Sin works on us by luring us deeper and deeper in until we cannot stand anything holy – or until we feel so ashamed of ourselves that we cannot believe that God would still forgive us. We have sinned and repented, and sinned and repented, so often with the same sin that we know that if we were God, we would not forgive us – and so we begin to doubt God's grace and forgiveness, and that is unbelief – or we decide that our sins are nothing and that we are just fine, and we don't really repent – and that is also unbelief. In one case sin has torn us from the faith, and we know it. In the other case, sin has seduced us away from the faith, and we still imagine that we are God's faithful children. We simply ignore the evidence to the contrary and make believe.
But Jesus does forgive – He has paid for all of our sins, and He has forgiven us every one. He paid the price – "the soul that sins - it shall die!" He died already - not as Abel died by the violence of Cain's sin, but willingly, for us.

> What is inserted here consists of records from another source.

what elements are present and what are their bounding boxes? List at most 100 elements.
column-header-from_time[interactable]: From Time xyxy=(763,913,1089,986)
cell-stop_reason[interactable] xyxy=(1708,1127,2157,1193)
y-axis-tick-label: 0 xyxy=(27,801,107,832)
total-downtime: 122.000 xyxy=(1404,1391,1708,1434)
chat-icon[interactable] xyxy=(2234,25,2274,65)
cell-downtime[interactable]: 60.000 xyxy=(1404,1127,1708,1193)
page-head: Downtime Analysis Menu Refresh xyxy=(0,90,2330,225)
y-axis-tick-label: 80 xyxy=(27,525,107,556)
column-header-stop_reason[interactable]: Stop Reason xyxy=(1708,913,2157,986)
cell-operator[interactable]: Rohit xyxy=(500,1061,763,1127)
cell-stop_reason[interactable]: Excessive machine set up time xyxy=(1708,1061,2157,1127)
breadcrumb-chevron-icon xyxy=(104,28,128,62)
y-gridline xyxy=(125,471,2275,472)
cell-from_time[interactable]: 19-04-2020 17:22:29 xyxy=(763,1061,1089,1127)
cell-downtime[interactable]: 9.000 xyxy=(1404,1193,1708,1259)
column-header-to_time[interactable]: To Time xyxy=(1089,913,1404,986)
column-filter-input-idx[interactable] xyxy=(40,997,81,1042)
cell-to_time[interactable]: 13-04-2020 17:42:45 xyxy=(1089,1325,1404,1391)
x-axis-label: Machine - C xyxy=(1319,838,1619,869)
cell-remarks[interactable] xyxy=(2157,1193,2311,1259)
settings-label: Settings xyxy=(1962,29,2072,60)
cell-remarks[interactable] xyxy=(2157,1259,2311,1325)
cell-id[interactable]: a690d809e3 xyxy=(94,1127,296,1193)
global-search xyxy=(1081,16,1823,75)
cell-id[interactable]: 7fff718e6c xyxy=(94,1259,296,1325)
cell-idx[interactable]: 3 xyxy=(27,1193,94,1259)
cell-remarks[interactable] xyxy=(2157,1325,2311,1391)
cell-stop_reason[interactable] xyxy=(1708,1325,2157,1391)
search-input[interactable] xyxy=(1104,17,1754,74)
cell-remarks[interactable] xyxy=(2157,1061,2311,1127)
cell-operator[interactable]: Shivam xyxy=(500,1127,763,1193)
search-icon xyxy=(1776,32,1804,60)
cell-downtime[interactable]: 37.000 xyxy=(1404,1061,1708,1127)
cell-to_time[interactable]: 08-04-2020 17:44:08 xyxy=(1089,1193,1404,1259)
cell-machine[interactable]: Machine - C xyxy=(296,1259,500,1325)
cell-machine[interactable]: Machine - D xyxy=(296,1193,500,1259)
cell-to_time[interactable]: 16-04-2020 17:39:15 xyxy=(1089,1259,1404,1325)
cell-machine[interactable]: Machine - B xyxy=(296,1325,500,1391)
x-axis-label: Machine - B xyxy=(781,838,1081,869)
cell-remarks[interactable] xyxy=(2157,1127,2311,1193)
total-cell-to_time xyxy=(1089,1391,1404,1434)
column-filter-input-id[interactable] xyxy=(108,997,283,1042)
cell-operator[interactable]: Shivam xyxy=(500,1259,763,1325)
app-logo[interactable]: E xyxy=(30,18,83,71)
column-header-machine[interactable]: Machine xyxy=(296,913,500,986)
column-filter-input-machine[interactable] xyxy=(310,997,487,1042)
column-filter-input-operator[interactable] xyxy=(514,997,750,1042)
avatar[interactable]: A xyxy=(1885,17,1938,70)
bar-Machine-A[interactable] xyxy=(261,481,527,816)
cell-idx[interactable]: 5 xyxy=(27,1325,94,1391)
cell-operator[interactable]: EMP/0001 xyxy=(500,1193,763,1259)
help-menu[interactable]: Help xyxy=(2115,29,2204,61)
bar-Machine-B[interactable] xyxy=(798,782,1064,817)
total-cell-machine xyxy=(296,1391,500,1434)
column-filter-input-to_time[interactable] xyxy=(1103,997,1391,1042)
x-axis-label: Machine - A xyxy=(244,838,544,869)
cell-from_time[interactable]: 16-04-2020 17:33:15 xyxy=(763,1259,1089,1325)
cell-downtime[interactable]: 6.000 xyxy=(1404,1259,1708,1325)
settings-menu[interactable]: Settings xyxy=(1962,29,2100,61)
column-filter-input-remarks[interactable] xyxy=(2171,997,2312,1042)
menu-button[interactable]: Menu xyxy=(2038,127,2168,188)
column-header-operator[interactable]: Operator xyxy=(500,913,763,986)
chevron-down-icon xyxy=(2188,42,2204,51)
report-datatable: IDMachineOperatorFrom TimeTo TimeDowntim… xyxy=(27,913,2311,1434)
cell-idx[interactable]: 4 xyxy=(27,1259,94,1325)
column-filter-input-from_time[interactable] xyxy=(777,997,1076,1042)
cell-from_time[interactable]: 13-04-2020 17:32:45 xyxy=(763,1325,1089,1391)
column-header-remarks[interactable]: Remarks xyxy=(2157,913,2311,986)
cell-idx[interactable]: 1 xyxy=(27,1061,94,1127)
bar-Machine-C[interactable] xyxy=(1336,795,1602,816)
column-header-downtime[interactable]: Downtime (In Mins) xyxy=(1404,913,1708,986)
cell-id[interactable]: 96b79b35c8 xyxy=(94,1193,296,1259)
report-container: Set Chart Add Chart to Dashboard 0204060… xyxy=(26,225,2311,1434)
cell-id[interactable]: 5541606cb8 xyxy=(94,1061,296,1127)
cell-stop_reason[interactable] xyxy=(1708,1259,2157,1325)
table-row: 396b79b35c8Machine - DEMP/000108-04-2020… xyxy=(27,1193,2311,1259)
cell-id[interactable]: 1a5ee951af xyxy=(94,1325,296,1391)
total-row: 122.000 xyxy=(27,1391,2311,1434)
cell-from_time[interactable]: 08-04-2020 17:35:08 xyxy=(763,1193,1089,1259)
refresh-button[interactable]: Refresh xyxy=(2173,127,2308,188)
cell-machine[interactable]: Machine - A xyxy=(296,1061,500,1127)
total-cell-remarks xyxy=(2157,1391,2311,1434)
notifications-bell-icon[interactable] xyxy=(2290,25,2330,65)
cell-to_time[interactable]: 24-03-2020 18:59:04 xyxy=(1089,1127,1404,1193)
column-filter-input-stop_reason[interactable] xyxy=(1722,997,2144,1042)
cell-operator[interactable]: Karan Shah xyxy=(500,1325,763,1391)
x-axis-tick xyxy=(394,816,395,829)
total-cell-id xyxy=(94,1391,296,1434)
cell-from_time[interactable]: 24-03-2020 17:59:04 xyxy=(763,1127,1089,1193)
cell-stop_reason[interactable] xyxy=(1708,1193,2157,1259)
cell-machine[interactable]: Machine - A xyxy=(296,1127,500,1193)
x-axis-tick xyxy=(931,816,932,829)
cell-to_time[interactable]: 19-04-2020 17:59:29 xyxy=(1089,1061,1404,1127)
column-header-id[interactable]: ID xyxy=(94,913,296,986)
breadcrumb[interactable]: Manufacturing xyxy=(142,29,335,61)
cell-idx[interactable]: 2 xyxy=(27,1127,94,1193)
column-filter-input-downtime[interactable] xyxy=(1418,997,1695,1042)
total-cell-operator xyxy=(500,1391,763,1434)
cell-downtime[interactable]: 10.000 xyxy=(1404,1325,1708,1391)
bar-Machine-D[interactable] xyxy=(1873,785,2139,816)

He bore our sins to the cross and now He forgives us. He also feeds us with His own body and blood to strengthen us for the fight, because we still must face the same choice bested Cain. Sin still has us in his sights. The Word of God to Cain is still fitting for us. If you do what is holy, you will be lifted up – and if you do not do what is holy, sin is crouching at your door, and its desire is for you - but you must master it.
Jesus has taken your sin away, and nailed it to the tree of the cross. Your sins have been forgiven! The apostle Paul writes in Romans 6, "For the death that He died, He died to sin, once for all; but the life that He lives, He lives to God. Even so consider yourselves to be dead to sin, but alive to God in Christ Jesus. Therefore do not let sin reign in your mortal body that you should obey its lusts, and do not go on presenting the members of your body to sin as instruments of unrighteousness; but present yourselves to God as those alive from the dead, and your members as instruments of righteousness to God. For sin shall not be master over you, for you are not under law, but under grace."
The choice that we must face is the choice of being content in sin and complacent in the face of temptation, or the choice of putting to death the deeds of the body and being wholly and deliberately Christian, and putting all our hope and confidence in Jesus and His salvation. Even though we do not believe in decision theology - because we know that the unregenerate man cannot choose to come to God– we do know that once you are in Christ, by His power you have the choice of living in faith or, by your own power, living in sin. Cain chose one way. We see the tragic results. By the power of God in you, choose to fight sin and temptation, and walk in the grace and love - and comfort - of God, for Christ's sake.
In the Name of the Father, and of the Son, and of the Holy Ghost.